Uma decisão judicial no Equador pode nos dar um bom pretexto para excelentes debates libertários!
O caso em questão teve início há alguns meses, no Equador, mas sua repercussão final tomou lugar há poucos dias. Trata-se do caso de Paola Roldán que, desde agosto do ano passado, travava uma incansável batalha na justiça do país. Seu objetivo? Simples: obter sua própria morte. Roldán, de apenas 42 anos, foi diagnosticada com esclerose lateral amiotrófica - ou ELA - em 2020, e de lá para cá, sua qualidade de vida despencou bruscamente.

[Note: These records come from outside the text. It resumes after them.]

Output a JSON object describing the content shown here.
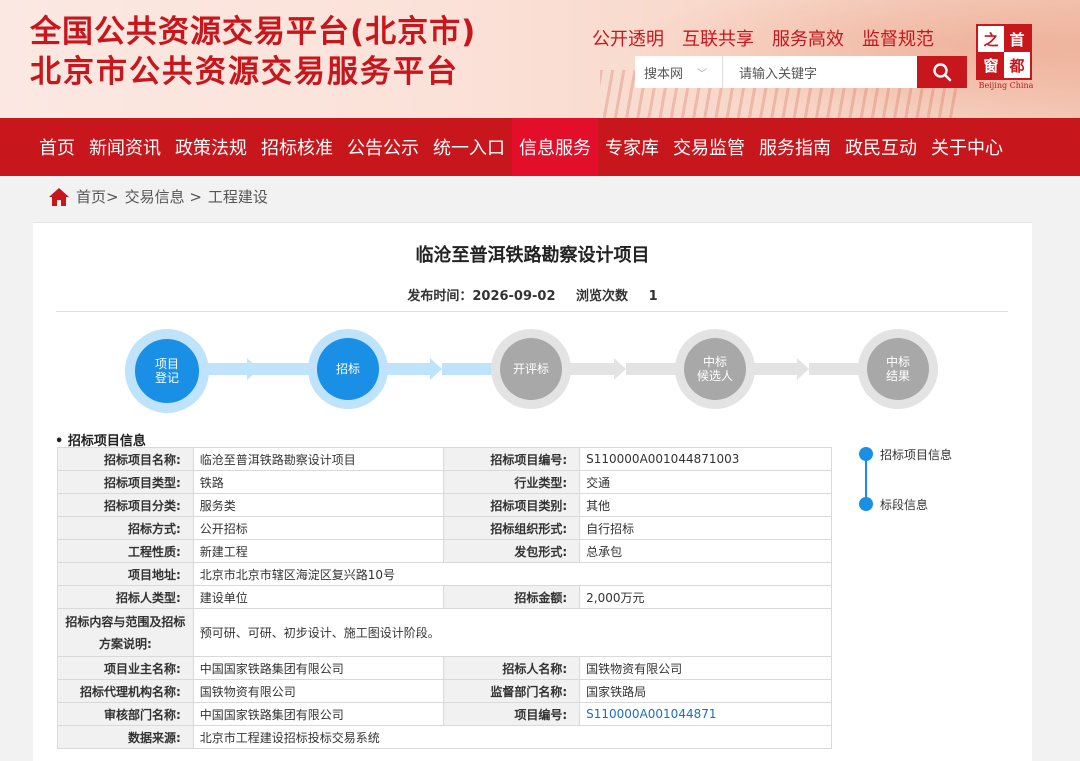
{
  "header": {
    "title_line1": "全国公共资源交易平台(北京市)",
    "title_line2": "北京市公共资源交易服务平台",
    "quick_links": [
      "公开透明",
      "互联共享",
      "服务高效",
      "监督规范"
    ],
    "search": {
      "scope": "搜本网",
      "placeholder": "请输入关键字"
    },
    "logo": {
      "chars": [
        "之",
        "首",
        "窗",
        "都"
      ],
      "english": "Beijing China"
    }
  },
  "nav": {
    "items": [
      "首页",
      "新闻资讯",
      "政策法规",
      "招标核准",
      "公告公示",
      "统一入口",
      "信息服务",
      "专家库",
      "交易监管",
      "服务指南",
      "政民互动",
      "关于中心"
    ],
    "active_index": 6
  },
  "breadcrumb": {
    "home": "首页>",
    "level1": "交易信息 >",
    "level2": "工程建设"
  },
  "project": {
    "title": "临沧至普洱铁路勘察设计项目",
    "publish_label": "发布时间：2026-09-02",
    "views_label": "浏览次数",
    "views_value": "1"
  },
  "steps": [
    {
      "label": "项目\n登记",
      "state": "done"
    },
    {
      "label": "招标",
      "state": "current"
    },
    {
      "label": "开评标",
      "state": "pending"
    },
    {
      "label": "中标\n候选人",
      "state": "pending"
    },
    {
      "label": "中标\n结果",
      "state": "pending"
    }
  ],
  "section_title": "• 招标项目信息",
  "info": {
    "r1": {
      "l1": "招标项目名称:",
      "v1": "临沧至普洱铁路勘察设计项目",
      "l2": "招标项目编号:",
      "v2": "S110000A001044871003"
    },
    "r2": {
      "l1": "招标项目类型:",
      "v1": "铁路",
      "l2": "行业类型:",
      "v2": "交通"
    },
    "r3": {
      "l1": "招标项目分类:",
      "v1": "服务类",
      "l2": "招标项目类别:",
      "v2": "其他"
    },
    "r4": {
      "l1": "招标方式:",
      "v1": "公开招标",
      "l2": "招标组织形式:",
      "v2": "自行招标"
    },
    "r5": {
      "l1": "工程性质:",
      "v1": "新建工程",
      "l2": "发包形式:",
      "v2": "总承包"
    },
    "r6": {
      "l1": "项目地址:",
      "v1": "北京市北京市辖区海淀区复兴路10号"
    },
    "r7": {
      "l1": "招标人类型:",
      "v1": "建设单位",
      "l2": "招标金额:",
      "v2": "2,000万元"
    },
    "r8": {
      "l1": "招标内容与范围及招标方案说明:",
      "v1": "预可研、可研、初步设计、施工图设计阶段。"
    },
    "r9": {
      "l1": "项目业主名称:",
      "v1": "中国国家铁路集团有限公司",
      "l2": "招标人名称:",
      "v2": "国铁物资有限公司"
    },
    "r10": {
      "l1": "招标代理机构名称:",
      "v1": "国铁物资有限公司",
      "l2": "监督部门名称:",
      "v2": "国家铁路局"
    },
    "r11": {
      "l1": "审核部门名称:",
      "v1": "中国国家铁路集团有限公司",
      "l2": "项目编号:",
      "v2": "S110000A001044871"
    },
    "r12": {
      "l1": "数据来源:",
      "v1": "北京市工程建设招标投标交易系统"
    }
  },
  "anchors": [
    "招标项目信息",
    "标段信息"
  ],
  "colors": {
    "brand_red": "#c8161d",
    "nav_active": "#e30f2a",
    "step_blue": "#1a8fe6",
    "link_blue": "#1a6fc2"
  }
}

A doença degenerativa em questão, extremamente rara, se tornou famosa por ter acometido o físico Stephen Hawking e o guitarrista Jason Becker. Atualmente, a ELA é uma enfermidade sem cura.
Desde seu diagnóstico, há pouco mais de três anos, Roldán perdeu 95% de sua capacidade motora. Hoje, a equatoriana precisa de assistência hospitalar em tempo integral, vive ligada a aparelhos, não consegue sequer engolir alimentos e se engasga com frequência. Nos últimos meses, sua situação se deteriorou ainda mais; e ela chegou a receber a unção dos enfermos em diversas oportunidades. E sim, esse detalhe vai ser importante, já, já.
Em função de seu estado de saúde, Paola Roldán acionou a justiça equatoriana, buscando autorização para realizar sua própria eutanásia - tendo para isso o apoio de seu esposo e de seu filho pequeno. Decorridos cinco meses de intensa batalha jurídica, a Corte Constitucional do Equador - que é o STF de lá - declarou inconstitucional o dispositivo legal que proibia, até então, a eutanásia no país. Agora, portanto, Roldán poderá atingir seu objetivo, colocando fim ao seu sofrimento incalculável.
De início, precisamos frisar que a corte equatoriana fez exatamente aquilo que o STF brasileiro sempre faz: legislou sobre o tema. A lei do Equador determinava algo específico; no caso, o artigo 144 do Código Penal Integral indicava que o auxílio à eutanásia seria equiparável ao homicídio simples, com uma pena de 10 a 13 anos para o culpado. Porém, a Corte do Equador passou com um trator por cima do que o Legislativo havia decidido, determinando que, a partir de agora, a eutanásia não será mais criminalizada em território equatoriano. Além disso - brincando de Alexandre de Moraes, - a corte em questão determinou, também, que o Ministério da Saúde e a Assembleia Nacional devem providenciar normas que sejam mais adequadas a essa decisão.
De qualquer forma, a equipe jurídica de Paola Roldán tratou a decisão como um “marco” na história do Equador - além de ser um marco na vida pessoal da equatoriana, é claro. Roldán afirmou: “Vivi uma vida plena, e sei que a única coisa que mereço é uma morte digna”. Ainda não se sabem detalhes do que ela fará, a partir de agora, nem se sua eventual eutanásia receberá algum tipo de publicidade.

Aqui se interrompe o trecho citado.